I guess I keep hoping that one of these cool new tools will actually increase the quality of the information being communicated.  I should know better.  Garbage in, garbage out; that little bon mot has been with us since the dawn of the computer age.  Certainly, the bucket containing the information will have its inevitable impact.  But the essential nature of the information is dependent upon the care and effort that went into its creation. Buzz will not improve the quality of the images formerly posted on Picasa or Flickr.  Placing fragmented observations on Twitter make them no more profound than when they were posted on Facebook.  The current thinking seems to be that we all wish to be heavily invested in the surface of hundreds of lives, and each company wants to deliver the environment that best facilitates such emotional dilettantism.  Less considered is the reality that if we spend our energy maintaining hundreds of tangential relationships, we must necessarily reduce the effort we expend on those true friendships that actually sustain us.

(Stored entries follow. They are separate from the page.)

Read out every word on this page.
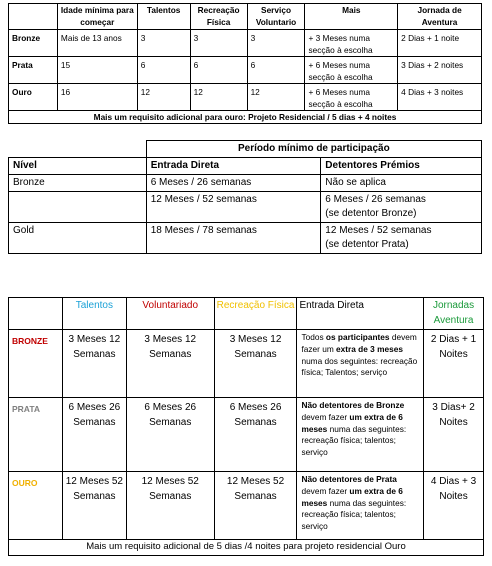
	Idade mínima para começar	Talentos	Recreação Física	Serviço Voluntario	Mais	Jornada de Aventura
Bronze	Mais de 13 anos	3	3	3	+ 3 Meses numa secção à escolha	2 Dias + 1 noite
Prata	15	6	6	6	+ 6 Meses numa secção à escolha	3 Dias + 2 noites
Ouro	16	12	12	12	+ 6 Meses numa secção à escolha	4 Dias + 3 noites
Mais um requisito adicional para ouro: Projeto Residencial / 5 dias + 4 noites						
	Período mínimo de participação	
Nível	Entrada Direta	Detentores Prémios
Bronze	6 Meses / 26 semanas	Não se aplica
	12 Meses / 52 semanas	6 Meses / 26 semanas
(se detentor Bronze)
Gold	18 Meses / 78 semanas	12 Meses / 52 semanas
(se detentor Prata)
	Talentos	Voluntariado	Recreação Física	Entrada Direta	Jornadas Aventura
BRONZE	3 Meses 12 Semanas	3 Meses 12 Semanas	3 Meses 12 Semanas	Todos os participantes devem fazer um extra de 3 meses numa dos seguintes: recreação física; Talentos; serviço	2 Dias + 1 Noites
PRATA	6 Meses 26 Semanas	6 Meses 26 Semanas	6 Meses 26 Semanas	Não detentores de Bronze devem fazer um extra de 6 meses numa das seguintes: recreação física; talentos; serviço	3 Dias+ 2 Noites
OURO	12 Meses 52 Semanas	12 Meses 52 Semanas	12 Meses 52 Semanas	Não detentores de Prata devem fazer um extra de 6 meses numa das seguintes: recreação física; talentos; serviço	4 Dias + 3 Noites
Mais um requisito adicional de 5 dias /4 noites para projeto residencial Ouro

I sense, in the current introductory flurry of online and in-the-hand devices, an unusually disjointed cycle in the perennial negotiation between the communicative exigencies of a culture and the technological responses to those pressures.  Perhaps the issue is not, as it has often been, that we lack the tools to address our communicative needs.  Perhaps the current situation reflects a glut of tools to handle increasingly myopic perceptions and expressions.  I can show people around the globe pictures of my puppy a dozen different ways, but representatives from two different political parties cannot see common ground across a narrow aisle in a single room.  I can listen to my favorite pop star on four different devices secreted about my person, but theologians are deaf to any voice save their own; governments seek to constrain the flow of digital information to “protect” their people from “inappropriate” messages.

The paradox is almost amusing; the power of our communication technology seems, at the moment, to far outstrip the uses to which we put it – a wonderful paring knife for skinless grapes.